Dr. Suzuki made the comment while speaking at a meeting at the Institute of Electrical and Electronics Engineers (IEEE) in London last week, according to a report by The Guardian. During her speech, she "outlined an interplanetary communications network with inbuilt AI to detect, and possibly fix, glitches and inefficiencies as they occur."

"It then alerts mission operators that there is a likelihood that package transmissions from space vehicle X will be lost or will fail delivery," Dr. Suzuki explained. "We cannot send an engineer up in space whenever a space vehicle goes offline or its software breaks."

Gateway will be humanity's first space station in lunar orbit and will support NASA's deep space exploration plans. In a bit of irony perhaps, the area where astronauts will live while on the space station is called Habitation and Logistics Outpost, also referred to as HALO.

gateway artist rendition

The AI system will also allow astronauts and mission control to have natural conversations with it, permitting astronauts to seek advice on space experiments or get advice on how best to perform complex maneuvers.

Along with the AI assistant, Dr. Suzuki is also working on how to deploy machine learning in space. She says that being able to do so could allow a fleet of robotic rovers to share knowledge. This would allow the rovers to continue learning without needing to send extremely large amounts of data back to Earth.

"The spacecraft do collaborative updates based on what's seen by other spacecraft," Suzuki remarked. "It's a technique to do distributed learning - to learn in a collaborative way without ... bringing all that data to the ground."

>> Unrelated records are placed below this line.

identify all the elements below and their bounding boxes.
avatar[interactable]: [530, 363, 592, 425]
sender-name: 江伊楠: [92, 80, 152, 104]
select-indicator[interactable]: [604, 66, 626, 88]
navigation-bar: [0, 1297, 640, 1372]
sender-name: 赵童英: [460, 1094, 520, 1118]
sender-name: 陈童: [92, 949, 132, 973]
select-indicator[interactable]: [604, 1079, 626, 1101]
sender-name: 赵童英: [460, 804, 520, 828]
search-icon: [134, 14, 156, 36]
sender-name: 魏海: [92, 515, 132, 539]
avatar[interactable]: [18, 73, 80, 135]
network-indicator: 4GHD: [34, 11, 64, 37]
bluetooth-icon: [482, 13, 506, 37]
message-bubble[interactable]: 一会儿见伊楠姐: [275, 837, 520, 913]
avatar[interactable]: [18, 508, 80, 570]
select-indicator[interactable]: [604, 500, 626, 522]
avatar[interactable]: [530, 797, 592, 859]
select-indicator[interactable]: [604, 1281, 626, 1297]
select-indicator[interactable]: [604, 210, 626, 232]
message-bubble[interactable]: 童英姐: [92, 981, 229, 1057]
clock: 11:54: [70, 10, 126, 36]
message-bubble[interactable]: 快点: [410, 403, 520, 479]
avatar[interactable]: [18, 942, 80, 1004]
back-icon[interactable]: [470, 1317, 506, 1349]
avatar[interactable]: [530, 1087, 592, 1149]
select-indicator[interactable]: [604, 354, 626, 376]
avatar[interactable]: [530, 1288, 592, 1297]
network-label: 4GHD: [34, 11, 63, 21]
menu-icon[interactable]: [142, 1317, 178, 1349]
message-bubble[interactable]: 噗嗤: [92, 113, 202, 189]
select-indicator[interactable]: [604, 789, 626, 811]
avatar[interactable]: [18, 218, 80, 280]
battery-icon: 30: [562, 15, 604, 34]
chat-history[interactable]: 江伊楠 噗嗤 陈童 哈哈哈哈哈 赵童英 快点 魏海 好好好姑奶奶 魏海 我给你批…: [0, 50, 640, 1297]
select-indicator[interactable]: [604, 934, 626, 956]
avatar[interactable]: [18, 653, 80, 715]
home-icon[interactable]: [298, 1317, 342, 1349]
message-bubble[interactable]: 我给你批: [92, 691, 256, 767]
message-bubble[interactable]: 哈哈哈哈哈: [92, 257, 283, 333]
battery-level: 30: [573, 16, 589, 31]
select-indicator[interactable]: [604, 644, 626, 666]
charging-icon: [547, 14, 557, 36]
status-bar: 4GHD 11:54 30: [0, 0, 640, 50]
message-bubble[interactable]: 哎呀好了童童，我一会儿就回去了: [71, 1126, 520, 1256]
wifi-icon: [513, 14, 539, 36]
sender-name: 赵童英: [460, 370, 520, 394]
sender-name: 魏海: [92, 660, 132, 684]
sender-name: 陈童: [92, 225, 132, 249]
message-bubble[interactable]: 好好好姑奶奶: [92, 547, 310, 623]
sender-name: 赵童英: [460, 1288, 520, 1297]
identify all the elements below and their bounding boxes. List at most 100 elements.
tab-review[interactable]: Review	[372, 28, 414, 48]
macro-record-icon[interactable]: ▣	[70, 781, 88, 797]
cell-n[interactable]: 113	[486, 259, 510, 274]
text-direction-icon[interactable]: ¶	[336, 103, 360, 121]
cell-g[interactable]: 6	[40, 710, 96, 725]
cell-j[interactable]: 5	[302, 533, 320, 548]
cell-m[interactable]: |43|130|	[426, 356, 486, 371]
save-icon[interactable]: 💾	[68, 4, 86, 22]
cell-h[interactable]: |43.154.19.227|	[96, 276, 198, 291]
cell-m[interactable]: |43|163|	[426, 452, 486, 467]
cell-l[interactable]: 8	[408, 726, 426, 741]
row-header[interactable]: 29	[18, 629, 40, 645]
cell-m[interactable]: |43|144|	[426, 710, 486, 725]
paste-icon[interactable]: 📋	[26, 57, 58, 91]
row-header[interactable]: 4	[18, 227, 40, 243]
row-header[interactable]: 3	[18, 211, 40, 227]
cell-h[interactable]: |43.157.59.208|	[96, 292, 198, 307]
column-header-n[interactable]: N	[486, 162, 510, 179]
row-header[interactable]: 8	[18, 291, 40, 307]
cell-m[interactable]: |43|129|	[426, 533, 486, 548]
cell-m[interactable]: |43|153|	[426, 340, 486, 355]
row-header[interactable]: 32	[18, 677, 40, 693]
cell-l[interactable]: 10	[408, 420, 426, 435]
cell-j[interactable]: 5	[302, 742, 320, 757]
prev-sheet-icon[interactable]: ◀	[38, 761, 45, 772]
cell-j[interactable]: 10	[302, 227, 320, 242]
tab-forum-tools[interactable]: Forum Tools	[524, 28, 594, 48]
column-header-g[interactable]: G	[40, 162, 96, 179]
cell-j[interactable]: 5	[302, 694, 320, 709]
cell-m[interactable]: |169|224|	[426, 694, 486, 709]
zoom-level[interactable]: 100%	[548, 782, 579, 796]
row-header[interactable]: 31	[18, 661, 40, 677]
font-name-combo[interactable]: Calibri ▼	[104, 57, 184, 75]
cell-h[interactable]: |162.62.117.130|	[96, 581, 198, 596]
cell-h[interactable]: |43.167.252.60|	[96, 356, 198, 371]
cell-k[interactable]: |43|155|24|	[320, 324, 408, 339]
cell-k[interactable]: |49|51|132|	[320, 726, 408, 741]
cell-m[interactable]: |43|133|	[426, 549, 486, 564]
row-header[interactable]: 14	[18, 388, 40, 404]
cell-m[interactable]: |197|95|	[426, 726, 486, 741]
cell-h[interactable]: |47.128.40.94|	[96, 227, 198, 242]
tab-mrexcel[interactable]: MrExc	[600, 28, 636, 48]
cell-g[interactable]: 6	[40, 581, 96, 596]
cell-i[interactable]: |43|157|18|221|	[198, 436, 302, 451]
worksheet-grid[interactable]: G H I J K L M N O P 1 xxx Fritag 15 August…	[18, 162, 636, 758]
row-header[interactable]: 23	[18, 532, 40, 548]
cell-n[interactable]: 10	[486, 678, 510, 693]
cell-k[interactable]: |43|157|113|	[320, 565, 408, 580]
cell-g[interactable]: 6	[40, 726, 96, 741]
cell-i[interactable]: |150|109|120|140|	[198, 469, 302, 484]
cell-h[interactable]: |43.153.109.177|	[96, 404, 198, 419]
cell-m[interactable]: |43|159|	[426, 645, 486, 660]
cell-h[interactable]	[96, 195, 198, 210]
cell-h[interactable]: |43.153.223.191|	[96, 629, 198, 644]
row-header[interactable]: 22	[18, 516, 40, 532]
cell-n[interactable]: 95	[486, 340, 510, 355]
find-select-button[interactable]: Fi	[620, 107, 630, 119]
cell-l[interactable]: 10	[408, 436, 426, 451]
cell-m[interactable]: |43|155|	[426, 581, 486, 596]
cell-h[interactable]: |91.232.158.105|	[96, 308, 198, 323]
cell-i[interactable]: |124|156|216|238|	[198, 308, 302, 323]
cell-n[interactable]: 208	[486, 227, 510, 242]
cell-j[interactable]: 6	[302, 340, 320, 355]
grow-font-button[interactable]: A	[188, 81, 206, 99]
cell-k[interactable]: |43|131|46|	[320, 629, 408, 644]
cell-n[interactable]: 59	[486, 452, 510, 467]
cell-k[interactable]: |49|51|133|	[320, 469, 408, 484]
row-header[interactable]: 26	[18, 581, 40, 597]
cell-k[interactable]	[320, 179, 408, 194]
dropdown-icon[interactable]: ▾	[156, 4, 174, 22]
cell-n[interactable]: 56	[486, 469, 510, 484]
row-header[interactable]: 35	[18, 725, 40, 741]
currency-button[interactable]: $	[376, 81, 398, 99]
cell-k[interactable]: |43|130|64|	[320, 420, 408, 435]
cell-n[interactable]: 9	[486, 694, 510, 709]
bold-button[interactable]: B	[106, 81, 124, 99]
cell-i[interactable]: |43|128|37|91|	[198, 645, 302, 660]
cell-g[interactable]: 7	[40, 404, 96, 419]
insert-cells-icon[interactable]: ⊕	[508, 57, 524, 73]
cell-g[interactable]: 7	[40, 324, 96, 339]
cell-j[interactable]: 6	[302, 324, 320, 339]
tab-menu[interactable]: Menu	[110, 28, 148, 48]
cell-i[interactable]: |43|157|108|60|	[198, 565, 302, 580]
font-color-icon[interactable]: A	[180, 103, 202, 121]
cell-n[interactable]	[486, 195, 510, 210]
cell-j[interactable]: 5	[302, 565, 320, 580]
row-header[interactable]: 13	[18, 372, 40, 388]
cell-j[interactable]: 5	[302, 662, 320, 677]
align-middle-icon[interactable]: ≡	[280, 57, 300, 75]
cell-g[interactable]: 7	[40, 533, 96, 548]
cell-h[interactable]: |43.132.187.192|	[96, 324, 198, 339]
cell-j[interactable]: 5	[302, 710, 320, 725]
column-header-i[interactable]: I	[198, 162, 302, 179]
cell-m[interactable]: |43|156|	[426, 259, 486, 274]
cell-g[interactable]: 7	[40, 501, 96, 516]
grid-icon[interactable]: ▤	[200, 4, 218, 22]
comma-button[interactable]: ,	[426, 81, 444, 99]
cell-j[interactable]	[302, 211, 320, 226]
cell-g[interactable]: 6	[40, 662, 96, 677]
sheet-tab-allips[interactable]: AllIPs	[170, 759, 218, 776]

The Gateway Program is currently based at NASA's Johnson Space Center in Houston, Texas. It is focused on providing extensive capabilities to support NASA's Artemis campaign, which will support sustained exploration and research in deep space that will eventually include docking ports for a variety of spacecraft, space for the crew to live and work, and onboard science investigations. Now, it seems, that the space-based habitat will also include an AI intelligence that once only existed in the imagination of science fiction writers and its fans.